LET X = Number of residents favoring the annexation suit

So, it means X ~ $Binom(n=10, p=0.50)$

Now, Probability that in a random sample of 10 at least 3 favor the annexation suit is given by = P(X $\geq$ 3)

 P(X $\geq$ 3)  = 1 - P(X < 3) = 1 - P(X $\leq$ 2)

               = 1 - [P(X = 0) + P(X = 1) + P(X = 2)]

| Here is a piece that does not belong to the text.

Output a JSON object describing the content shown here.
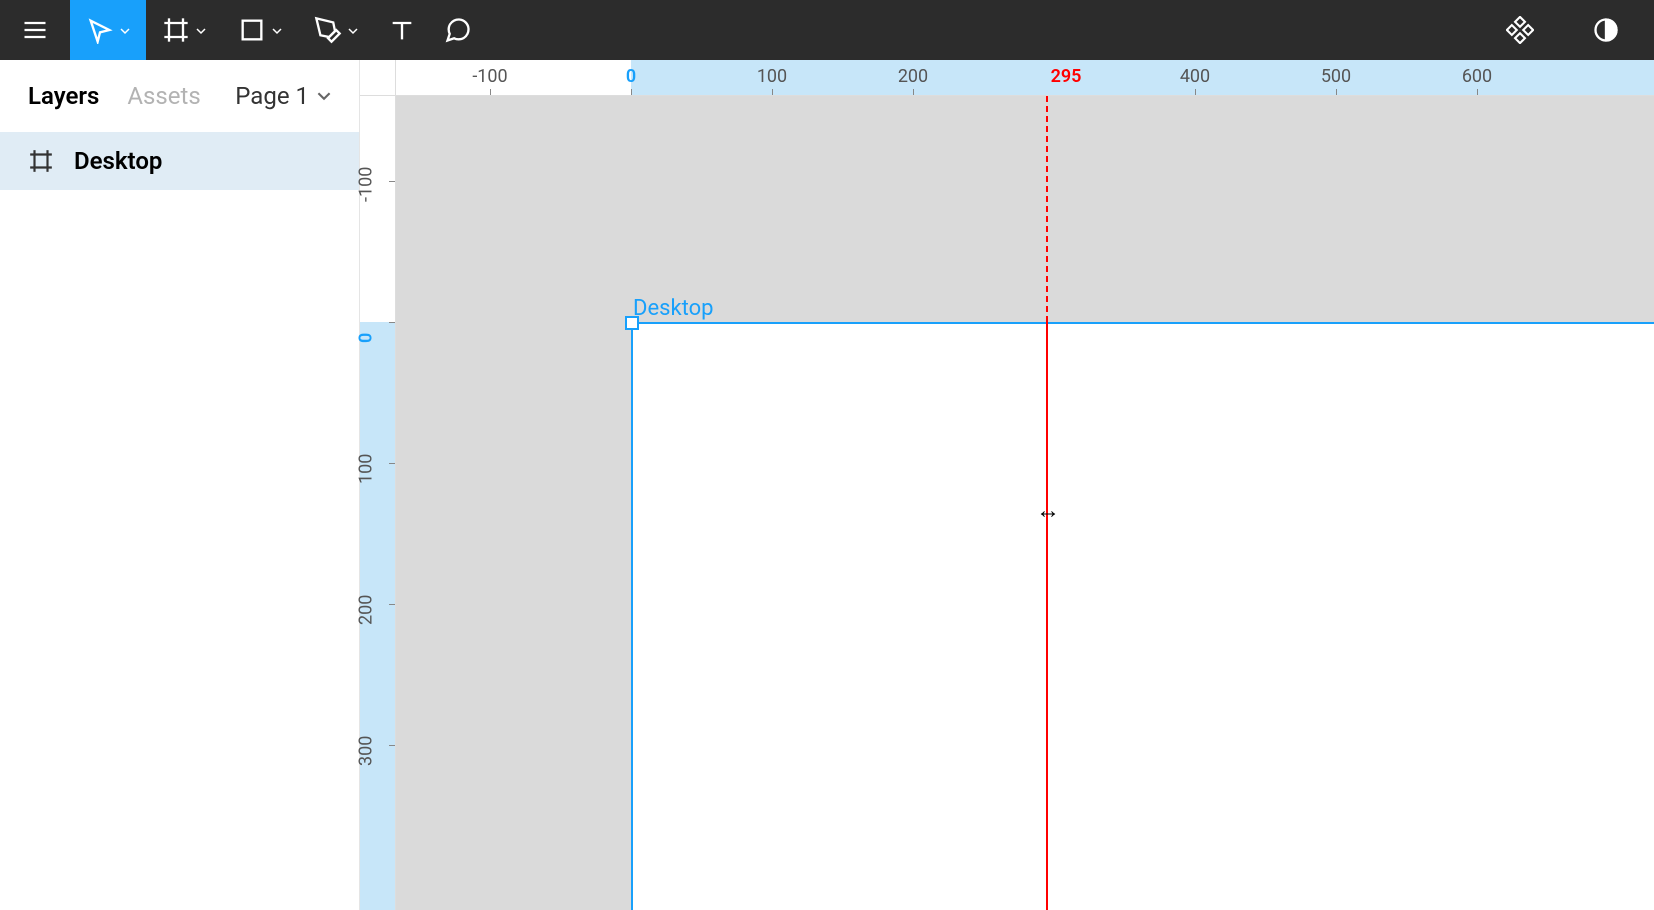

= $1- [\binom{10}{0}\times 0.50^{0} \times (1-0.50)^{10-0} + \binom{10}{1}\times 0.50^{1} \times (1-0.50)^{10-1} +\binom{10}{2}\times 0.50^{2} \times (1-0.50)^{10-2}]$

= $1-[ 1 \times 1 \times 0.50^{10}+10 \times 0.50^{1} \times 0.50^{9}+45 \times 0.50^{2} \times 0.50^{8}]$

= $1-[ 0.50^{10}+10 \times 0.50^{10}+45 \times 0.50^{10}]$

= $1-0.50^{10}[ 1+10 +45 ]$ = $1-0.50^{10} \times 56$

                                      = 0.9453

Therefore, Probability that in a random sample of 10 at least 3 favor the annexation suit is 0.9453.